With all eyes on the Senate runoff between Sen. Luther Strange and challenger Roy Moore, it seems as though Alabama is the center of the political universe this week. That’s thanks in part to President Donald Trump’s visit to the Heart of Dixie on Friday to tout Strange as the administration-approved contender. It isn’t clear whether Trump’s endorsement will put Strange over the top– and it’s less clear whether the president even knows that much about the race he’s attempting to influence.
Did anything interesting happen at Trump’s rally in Huntsville Friday? Not really.
Unless you’ve somehow managed to avoid a newspaper or television since the president’s Alabama speech, you already know that Trump criticized the NFL for players kneeling during the national anthem.
Like I said, nothing interesting happened there.
And why should the president have said anything interesting? He isn’t even really well-informed on the candidates running in the state’s Senate primary runoff. So why not jabber about the NFL and players taking a knee, way down in SEC country, in a state that doesn’t have a professional football team?
You see what I’m getting at here?
Trump doesn’t know Alabama. So how could he possibly know which candidate in the Senate race is most likely to take Alabama values to Washington?
Perhaps the better question would be to ask why the hell a New York playboy-turned-president would want Alabama values in Washington– that’s where you get an answer that at least makes sense: He doesn’t.

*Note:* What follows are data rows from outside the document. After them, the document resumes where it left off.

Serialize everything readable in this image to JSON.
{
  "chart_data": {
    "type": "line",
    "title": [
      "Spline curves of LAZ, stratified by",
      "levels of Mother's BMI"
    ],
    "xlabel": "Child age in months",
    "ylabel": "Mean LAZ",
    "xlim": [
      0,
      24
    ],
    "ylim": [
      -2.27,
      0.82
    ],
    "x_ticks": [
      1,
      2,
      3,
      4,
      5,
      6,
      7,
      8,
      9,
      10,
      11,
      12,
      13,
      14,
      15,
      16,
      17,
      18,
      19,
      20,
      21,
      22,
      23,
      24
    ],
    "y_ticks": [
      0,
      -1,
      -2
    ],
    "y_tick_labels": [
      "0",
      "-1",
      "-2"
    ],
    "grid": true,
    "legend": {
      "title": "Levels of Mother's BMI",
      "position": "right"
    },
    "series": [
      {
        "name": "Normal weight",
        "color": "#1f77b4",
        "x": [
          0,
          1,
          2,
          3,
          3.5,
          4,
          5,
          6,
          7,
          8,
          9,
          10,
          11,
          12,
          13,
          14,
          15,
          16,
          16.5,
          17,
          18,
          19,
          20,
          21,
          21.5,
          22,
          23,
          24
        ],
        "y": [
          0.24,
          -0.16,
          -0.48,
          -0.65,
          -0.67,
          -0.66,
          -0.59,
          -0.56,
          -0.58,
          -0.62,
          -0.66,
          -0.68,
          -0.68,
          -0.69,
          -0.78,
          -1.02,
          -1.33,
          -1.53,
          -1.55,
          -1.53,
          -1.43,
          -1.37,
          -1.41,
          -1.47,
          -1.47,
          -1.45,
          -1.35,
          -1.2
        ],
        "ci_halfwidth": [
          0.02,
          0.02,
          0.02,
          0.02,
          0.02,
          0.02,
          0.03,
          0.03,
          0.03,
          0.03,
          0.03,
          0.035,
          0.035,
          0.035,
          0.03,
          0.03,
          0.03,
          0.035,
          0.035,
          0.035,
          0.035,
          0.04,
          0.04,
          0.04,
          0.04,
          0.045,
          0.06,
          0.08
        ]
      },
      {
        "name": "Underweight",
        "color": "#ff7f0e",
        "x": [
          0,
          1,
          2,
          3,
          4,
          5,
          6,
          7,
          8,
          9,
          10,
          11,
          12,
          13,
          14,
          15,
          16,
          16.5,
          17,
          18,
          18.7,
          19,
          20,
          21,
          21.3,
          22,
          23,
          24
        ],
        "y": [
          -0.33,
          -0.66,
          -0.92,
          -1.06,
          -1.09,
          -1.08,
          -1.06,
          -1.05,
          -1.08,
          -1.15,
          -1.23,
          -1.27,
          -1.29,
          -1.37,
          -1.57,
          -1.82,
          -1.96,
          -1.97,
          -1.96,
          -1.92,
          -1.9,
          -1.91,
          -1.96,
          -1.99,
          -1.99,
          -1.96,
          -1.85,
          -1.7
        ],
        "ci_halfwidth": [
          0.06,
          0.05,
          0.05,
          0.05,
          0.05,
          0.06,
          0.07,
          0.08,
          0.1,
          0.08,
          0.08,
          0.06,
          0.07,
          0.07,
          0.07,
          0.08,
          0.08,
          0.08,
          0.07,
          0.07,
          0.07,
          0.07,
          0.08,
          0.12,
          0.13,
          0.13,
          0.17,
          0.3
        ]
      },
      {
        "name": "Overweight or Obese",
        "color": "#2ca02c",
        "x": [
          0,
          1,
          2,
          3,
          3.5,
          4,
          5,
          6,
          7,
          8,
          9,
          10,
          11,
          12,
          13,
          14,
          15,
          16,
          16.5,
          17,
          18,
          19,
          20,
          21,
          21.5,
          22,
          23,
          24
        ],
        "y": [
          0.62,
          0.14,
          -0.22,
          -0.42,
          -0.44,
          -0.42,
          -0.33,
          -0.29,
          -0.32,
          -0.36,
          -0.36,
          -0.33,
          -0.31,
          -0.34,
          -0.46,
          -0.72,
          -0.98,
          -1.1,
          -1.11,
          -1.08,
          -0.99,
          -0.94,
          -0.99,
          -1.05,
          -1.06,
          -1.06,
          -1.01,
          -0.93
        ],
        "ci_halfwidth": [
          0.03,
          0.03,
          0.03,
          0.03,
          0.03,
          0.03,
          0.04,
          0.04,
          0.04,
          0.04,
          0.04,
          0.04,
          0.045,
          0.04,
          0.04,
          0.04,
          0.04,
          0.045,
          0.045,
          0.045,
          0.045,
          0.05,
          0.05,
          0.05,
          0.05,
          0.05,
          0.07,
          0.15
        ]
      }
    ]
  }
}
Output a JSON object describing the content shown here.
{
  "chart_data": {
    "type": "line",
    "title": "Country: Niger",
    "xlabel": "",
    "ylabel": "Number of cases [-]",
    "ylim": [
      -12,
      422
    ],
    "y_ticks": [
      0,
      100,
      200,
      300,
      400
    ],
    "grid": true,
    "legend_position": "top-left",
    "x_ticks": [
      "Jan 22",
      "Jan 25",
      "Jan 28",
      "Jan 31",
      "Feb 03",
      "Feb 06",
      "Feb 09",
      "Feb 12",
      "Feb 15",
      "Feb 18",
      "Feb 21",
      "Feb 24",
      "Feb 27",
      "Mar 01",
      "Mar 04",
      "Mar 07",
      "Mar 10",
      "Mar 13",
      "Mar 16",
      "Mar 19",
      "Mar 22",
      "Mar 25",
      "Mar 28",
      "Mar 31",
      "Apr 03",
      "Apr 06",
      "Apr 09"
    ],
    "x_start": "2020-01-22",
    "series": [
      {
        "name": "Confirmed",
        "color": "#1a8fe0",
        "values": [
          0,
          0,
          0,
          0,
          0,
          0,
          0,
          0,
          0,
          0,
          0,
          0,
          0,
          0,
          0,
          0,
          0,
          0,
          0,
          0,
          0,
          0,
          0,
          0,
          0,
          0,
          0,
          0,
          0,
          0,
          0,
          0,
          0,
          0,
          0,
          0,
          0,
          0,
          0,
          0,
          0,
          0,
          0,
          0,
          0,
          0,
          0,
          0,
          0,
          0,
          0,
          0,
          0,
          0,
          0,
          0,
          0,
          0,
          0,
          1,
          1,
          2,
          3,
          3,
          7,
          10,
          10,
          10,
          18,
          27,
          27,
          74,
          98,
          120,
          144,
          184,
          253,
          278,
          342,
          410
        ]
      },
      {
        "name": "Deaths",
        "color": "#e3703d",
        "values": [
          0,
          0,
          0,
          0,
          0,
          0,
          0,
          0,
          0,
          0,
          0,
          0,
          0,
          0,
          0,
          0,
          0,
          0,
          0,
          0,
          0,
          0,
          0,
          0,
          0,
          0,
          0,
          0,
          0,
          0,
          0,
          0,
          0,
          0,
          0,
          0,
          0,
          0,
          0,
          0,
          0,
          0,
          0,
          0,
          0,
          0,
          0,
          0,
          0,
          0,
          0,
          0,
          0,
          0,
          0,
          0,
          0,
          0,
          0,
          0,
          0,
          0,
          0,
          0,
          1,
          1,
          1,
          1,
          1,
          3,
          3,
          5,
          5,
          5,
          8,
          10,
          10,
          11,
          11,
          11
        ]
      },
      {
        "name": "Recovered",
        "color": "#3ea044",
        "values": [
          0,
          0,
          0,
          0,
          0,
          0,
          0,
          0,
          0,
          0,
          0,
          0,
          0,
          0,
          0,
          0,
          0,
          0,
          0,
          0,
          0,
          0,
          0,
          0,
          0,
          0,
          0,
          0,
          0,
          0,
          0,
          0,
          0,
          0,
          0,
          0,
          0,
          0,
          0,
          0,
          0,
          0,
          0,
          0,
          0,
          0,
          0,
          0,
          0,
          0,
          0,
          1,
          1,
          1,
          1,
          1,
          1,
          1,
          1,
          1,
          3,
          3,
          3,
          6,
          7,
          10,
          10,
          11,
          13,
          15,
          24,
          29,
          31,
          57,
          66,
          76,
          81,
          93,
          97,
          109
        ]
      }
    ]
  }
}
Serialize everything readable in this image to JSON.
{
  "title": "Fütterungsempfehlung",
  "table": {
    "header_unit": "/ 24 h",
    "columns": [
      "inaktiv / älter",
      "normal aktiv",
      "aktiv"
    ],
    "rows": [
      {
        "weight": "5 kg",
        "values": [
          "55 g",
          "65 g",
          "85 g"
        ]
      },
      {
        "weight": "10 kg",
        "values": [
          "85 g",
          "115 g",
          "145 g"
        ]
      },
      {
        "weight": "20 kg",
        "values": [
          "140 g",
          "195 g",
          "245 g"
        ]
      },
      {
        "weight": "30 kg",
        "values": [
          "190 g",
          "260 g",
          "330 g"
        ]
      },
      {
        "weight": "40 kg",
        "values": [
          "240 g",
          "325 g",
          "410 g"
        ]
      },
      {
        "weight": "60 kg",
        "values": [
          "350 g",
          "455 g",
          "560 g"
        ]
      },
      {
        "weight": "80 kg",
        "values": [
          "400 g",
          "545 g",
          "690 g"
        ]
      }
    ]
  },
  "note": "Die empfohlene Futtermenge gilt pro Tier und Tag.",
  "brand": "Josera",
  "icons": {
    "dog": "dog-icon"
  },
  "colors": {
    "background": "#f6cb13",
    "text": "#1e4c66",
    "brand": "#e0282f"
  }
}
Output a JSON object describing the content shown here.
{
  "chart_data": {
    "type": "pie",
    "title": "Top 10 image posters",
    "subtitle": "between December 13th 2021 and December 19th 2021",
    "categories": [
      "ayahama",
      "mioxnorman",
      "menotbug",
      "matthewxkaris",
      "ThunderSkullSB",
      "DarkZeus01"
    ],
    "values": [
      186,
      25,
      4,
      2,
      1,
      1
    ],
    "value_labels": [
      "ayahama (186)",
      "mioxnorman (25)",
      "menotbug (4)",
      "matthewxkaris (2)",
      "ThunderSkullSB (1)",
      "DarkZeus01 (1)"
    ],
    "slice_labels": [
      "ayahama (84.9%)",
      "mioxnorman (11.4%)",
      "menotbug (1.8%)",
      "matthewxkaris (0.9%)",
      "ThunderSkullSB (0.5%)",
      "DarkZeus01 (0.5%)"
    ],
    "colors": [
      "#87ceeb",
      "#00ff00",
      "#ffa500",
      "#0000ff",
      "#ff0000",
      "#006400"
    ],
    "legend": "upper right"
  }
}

Trump’s been co-opted by the Republican establishment to ensure that Strange– a GOP yes-man– becomes the state’s next senator. And the whole thing would probably be pretty normal politics if it weren’t such a… swampy… situation.
Strange, after all, is Alabama’s former Attorney General, appointed to the Senate seat by a governor he was supposed to investigate amid an extremely embarrassing sex scandal. The scandal– which earned former Gov. Robert Bentley the name LuvGuv– didn’t sit well with Alabama’s conservative voters, nor did the AG’s promotion amid the investigation. It was all very strange.
Despite having to declare support for Strange to get a ticket to the Huntsville rally I attended Friday, it’s probably safe to assume the headliner brought plenty of people who aren’t planning to head out in support of the incumbent senator on Tuesday.
“I haven’t really been following the race that closely,” one woman told me. “I just came out to see President Trump.”
Asked whether she planned to vote for Strange, she assured me that she would… if she left work in time and wasn’t too tired.
Was I surprised? Not even a little bit. This is a special election.
But what remains surprising is that Trump was so easily convinced to throw in for Strange in the contest, especially considering that he admitted outright Monday to knowing little about Moore ahead of his endorsement.
“Luther Strange is going to be a great Senator,” Trump said on the state’s popular Rick and Bubba radio show during a call-in interview. “He loves Alabama, he loves the state and he loves the country. He will absolutely win against the Democrat. Ray will have a hard time. If Luther wins, the Democrats will hardly fight. If Ray wins (Democrats) will pour in $30 million.”
It’s “not a good sign” that Trump couldn’t even get (Roy) Moore’s first name correct, host Rick Burgess said as he corrected the president.
“I don’t know that much about Roy Moore,” Trump said. “Roy Moore is going to have a very hard time getting elected against the Democrat. Against Luther, they won’t even fight.”
We know you don’t know much about Moore, Mr. President. That’s why Alabama conservatives, myself included, have been trying to set you straight since you endorsed the swamp-approved candidate against a battle tested conservative.
Still, it doesn’t much matter. As I said, it’s a special election– and it’s going down in a state where the only thing harder than getting folks to show up to vote for Strange is going to be getting them to turn out to vote against Moore, a guy who lost his job twice for refusing to back off conservative positions.